Oleh M. Nawir
Harimau-harimau Mengintai Orang-orang Baik Sepanjang
Jalan Tanpa Ujung Menuju Roma
Penulis mengapresiasi sebuah buku
berjudul Belajar Bersama Arkom Jogja:
Gerakan Sosial dan Hal-hal yang Belum Selesai (Marsen Sinaga, 2017).
Apresiasi penulis terutama pada klaim sekumpulan arsitek-perencana yang menyebut
diri Arsitek Komunitas. Klaim Arkom adalah: (1) membangun ruang bersama
komunitas secara partisipatif; (2) mempengaruhi kebijakan penataan ruang
pemerintah daerah/kota secara kolaboratif. Kedua hal ini menegaskan eksistensi
arsitek komunitas, yang membedakannya dengan profesi arsitek konvensional.
Dari perspektif gerakan sosial baru (new social movements), aktivitas arsitek
komunitas merupakan alternatif dari pendekatan advokasi non-litigasi, tanpa
konfrontasi, dengan mengintegrasikan pengetahuan dan teknik arsitektural dengan
metode pengorganisasian rakyat (community
organizing).

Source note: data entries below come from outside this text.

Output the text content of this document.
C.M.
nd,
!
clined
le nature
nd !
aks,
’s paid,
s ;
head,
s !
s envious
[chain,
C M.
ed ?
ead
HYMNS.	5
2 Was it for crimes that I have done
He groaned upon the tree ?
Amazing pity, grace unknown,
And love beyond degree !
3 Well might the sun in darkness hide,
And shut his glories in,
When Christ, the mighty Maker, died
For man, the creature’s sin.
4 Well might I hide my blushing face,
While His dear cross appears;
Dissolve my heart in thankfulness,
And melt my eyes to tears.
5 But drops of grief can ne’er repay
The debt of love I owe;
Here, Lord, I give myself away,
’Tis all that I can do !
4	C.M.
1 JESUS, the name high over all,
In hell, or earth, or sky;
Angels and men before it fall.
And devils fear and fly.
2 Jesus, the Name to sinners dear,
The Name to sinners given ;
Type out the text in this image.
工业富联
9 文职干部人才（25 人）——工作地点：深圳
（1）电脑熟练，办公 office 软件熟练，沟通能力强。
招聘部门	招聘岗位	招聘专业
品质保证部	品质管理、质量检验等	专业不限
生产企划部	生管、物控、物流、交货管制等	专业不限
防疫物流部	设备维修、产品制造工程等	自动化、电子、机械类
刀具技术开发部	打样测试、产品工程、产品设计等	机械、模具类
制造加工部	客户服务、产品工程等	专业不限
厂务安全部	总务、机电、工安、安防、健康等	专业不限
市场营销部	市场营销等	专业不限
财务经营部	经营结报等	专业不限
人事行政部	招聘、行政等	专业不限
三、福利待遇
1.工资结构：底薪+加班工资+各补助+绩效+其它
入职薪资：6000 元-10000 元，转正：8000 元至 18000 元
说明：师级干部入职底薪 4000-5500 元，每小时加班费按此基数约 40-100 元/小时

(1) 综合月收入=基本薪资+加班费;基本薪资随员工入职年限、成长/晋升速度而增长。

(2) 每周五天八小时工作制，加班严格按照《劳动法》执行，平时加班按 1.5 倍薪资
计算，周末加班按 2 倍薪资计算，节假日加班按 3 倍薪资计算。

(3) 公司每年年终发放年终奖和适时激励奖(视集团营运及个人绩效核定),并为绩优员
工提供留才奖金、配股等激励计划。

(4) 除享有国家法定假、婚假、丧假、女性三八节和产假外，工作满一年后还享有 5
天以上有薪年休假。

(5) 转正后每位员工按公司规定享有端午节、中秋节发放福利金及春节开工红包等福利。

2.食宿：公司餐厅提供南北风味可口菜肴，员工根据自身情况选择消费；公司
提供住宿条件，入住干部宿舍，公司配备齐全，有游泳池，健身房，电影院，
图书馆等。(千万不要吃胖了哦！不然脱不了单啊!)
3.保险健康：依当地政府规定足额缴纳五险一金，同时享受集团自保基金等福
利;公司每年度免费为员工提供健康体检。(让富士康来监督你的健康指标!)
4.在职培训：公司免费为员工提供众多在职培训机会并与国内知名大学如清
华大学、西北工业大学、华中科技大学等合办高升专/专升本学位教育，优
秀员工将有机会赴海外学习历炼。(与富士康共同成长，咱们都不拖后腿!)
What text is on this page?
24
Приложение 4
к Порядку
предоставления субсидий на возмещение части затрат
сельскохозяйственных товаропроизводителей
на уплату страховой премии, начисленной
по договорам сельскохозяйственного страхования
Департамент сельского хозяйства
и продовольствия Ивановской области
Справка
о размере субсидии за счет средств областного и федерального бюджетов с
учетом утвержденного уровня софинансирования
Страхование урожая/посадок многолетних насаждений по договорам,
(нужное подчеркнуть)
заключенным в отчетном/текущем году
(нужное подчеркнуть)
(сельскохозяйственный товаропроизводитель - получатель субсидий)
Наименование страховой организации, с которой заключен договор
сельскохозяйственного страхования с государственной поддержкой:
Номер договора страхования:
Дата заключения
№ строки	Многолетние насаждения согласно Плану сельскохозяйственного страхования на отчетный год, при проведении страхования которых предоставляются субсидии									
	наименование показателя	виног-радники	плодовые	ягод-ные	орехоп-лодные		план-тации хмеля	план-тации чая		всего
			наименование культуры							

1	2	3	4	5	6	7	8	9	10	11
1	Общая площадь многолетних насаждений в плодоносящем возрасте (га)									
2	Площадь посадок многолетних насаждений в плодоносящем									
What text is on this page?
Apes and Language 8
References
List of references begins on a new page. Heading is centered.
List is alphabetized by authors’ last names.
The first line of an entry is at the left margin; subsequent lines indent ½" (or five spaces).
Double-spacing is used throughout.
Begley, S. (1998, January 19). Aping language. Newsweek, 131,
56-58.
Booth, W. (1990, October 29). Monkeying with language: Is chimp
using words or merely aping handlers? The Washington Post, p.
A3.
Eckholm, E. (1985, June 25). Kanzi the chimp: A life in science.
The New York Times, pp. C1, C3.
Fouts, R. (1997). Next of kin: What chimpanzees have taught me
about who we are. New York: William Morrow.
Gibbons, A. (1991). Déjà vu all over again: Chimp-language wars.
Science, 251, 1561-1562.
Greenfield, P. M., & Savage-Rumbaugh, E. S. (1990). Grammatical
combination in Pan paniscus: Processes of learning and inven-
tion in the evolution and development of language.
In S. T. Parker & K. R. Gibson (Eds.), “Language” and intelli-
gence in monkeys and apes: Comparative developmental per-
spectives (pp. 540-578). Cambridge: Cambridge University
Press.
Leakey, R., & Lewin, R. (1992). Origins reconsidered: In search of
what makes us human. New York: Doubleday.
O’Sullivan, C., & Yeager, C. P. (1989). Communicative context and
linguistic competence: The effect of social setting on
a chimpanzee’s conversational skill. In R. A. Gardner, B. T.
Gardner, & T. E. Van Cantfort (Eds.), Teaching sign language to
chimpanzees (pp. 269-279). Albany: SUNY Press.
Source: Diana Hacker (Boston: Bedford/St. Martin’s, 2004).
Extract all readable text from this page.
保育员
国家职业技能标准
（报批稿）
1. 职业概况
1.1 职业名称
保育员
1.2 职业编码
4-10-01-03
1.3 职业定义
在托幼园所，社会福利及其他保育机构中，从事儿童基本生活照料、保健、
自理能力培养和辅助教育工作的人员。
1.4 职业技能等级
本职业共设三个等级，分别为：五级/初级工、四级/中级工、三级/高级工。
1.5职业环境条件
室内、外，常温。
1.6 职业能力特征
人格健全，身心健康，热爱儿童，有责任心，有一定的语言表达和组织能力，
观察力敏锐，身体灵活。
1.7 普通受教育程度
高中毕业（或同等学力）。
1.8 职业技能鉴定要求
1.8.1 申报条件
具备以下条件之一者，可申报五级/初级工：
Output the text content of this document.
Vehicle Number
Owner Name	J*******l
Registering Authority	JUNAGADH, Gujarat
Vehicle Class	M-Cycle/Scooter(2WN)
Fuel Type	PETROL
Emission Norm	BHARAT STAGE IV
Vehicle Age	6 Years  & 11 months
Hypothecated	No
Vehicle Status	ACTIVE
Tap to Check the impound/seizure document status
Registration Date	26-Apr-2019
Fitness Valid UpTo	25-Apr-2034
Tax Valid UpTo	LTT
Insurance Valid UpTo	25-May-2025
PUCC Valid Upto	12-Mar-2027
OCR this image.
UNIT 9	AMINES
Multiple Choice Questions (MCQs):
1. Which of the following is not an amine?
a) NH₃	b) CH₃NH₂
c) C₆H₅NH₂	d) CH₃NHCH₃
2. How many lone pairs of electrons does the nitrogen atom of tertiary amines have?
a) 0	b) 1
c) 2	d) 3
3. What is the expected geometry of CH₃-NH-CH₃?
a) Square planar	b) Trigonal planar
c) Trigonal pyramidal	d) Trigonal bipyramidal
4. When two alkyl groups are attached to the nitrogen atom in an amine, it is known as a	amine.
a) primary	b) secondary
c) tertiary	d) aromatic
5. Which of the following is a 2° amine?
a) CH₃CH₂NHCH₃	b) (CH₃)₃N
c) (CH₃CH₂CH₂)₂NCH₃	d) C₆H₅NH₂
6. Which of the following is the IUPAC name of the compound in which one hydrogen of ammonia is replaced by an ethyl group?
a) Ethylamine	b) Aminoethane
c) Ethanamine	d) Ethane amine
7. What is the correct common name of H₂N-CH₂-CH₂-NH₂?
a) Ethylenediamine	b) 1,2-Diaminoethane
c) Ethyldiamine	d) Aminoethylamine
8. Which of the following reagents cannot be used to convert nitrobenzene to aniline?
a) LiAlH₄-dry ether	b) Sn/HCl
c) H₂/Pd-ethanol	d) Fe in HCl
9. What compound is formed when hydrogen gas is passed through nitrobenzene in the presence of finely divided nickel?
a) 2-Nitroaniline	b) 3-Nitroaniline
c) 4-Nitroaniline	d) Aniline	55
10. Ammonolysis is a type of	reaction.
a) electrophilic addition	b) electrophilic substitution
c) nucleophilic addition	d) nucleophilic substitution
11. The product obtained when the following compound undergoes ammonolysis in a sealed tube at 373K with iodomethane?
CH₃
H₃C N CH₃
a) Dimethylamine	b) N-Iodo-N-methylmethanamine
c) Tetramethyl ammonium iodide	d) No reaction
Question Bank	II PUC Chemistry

Hal ini berarti, peran arsitek komunitas menyerupai gerakan
aktivis LSM pada umumnya, yakni ‘memberkuasakan’ (empowernment) kelompok masyarakat dalam memecahkan persoalan
strategis seperti hak atas perumahan, haka atas tanah, dan hak berpartisipasi
dalam penentuan kebijakan publik.
Menjadi
Arsitek Komunitas
Sebagaimana terinci dalam Sekapur Sirih Yuli Kusworo – salah
seorang pendiri arsitek Arkom Jogja – bahwa proses menjadi (to be) arsitek-aktivis pada mulanya
hanyalah pembelajaran di antara “kampus dan kampung”, dan di antara urusan private dan public. Di antara keduanya, perjumpaan dengan banyak praktisi,
intelektual, aktivis, telah memperkaya pengalaman dan perspektif gerakan
sosial. Titik paling kritis dari proses pembelajaran itu, justru terjadi ketika
dia mengalami langsung kesulitan hidup dan ketidakadilan yang nyata dialami
masyarakat kampung.
Arkom Jogja kemudian menjadi organisasi
nirlaba berbasis keahlian arsitek dan perencana. Dalam mengemban visi-misiya,
Arkom mengarus-utamakan pendekatan partisipatoris dengan cara berkolaborasi
dengan penggerak komunitas (community
organizer). Misi gerakan profesional arsitek komunitas ini adalah
menjadikan pengetahuan arsitektural sebagai milik publik, komunitas, bukan hak
eksklusif arsitek itu sendiri. Pada soal ini, disiplin keilmuan arsitek menjadi
pro-eksistensial – istilah yang
digunakan Daniel Sparingga dalam Konsepsi
Demokrasi KID, 2009 – yaitu, suatu kesadaran untuk terlibat dalam usaha
memecahkan masalah yang dihadapi komunitas. Kesadaran seperti ini jelas
melampaui peran konvensional para arsitek di Indonesia, yang sekian lama hanya
menjadi co-exixtence dari suatu pembangunan.
Keahlian
adalah Alat
Dalam pandangan Arkom, memulai kerja sebagai
arsitek komunitas bergantung pada niatnya. Kerja yang dilandasi oleh niat baik,
di jalan yang baik, kelak menghasilkan sesuatu yang baik, demikian isi satu
kalimat dalam buku Belajar Bersama Arkom Jogja. Niat baik bekerja sama dengan
orang lain yang belum tentu berniat baik merupakan sikap dasar yang diutamakan
dalam pengorganisasian komunitas (community
organizing). Adapun keahlian arsitektural dengan segala perangkat
pendukungnya hanya lah alat untuk mencapai tujuan bersama. Niat baik yang
ditunjang dengan keahlian arsitektural itu sudah lebih dari cukup bagi seorang
arsitek komunitas untuk survive
sebagai profesional.
Ungkapan orang bijak “is hard to find a
good men”. Jika orang baik yang dimaksudnya adalah seseorang yang bermaksud
baik, tidak lah susah menemukannya. Apalagi dalam suatu masyarakat yang masih
meyakini bahwa pada dasarnya setiap orang adalah baik. Kebaikan menjadi
pandangan umum yang diyakini oleh semua budaya-masyarakat. Jika diandaikan
orang baik itu adalah seorang arsitek, maka profesinya akan berterima dalam
masyarakat. Persoalannya kemudian, niat atau pun maksud baik dari orang baik
itu akan maujud menjadi apa. Contoh kongkrit dari analogi itu adalah ide
tentang pembangunan “apartemen lorong” (Aparong)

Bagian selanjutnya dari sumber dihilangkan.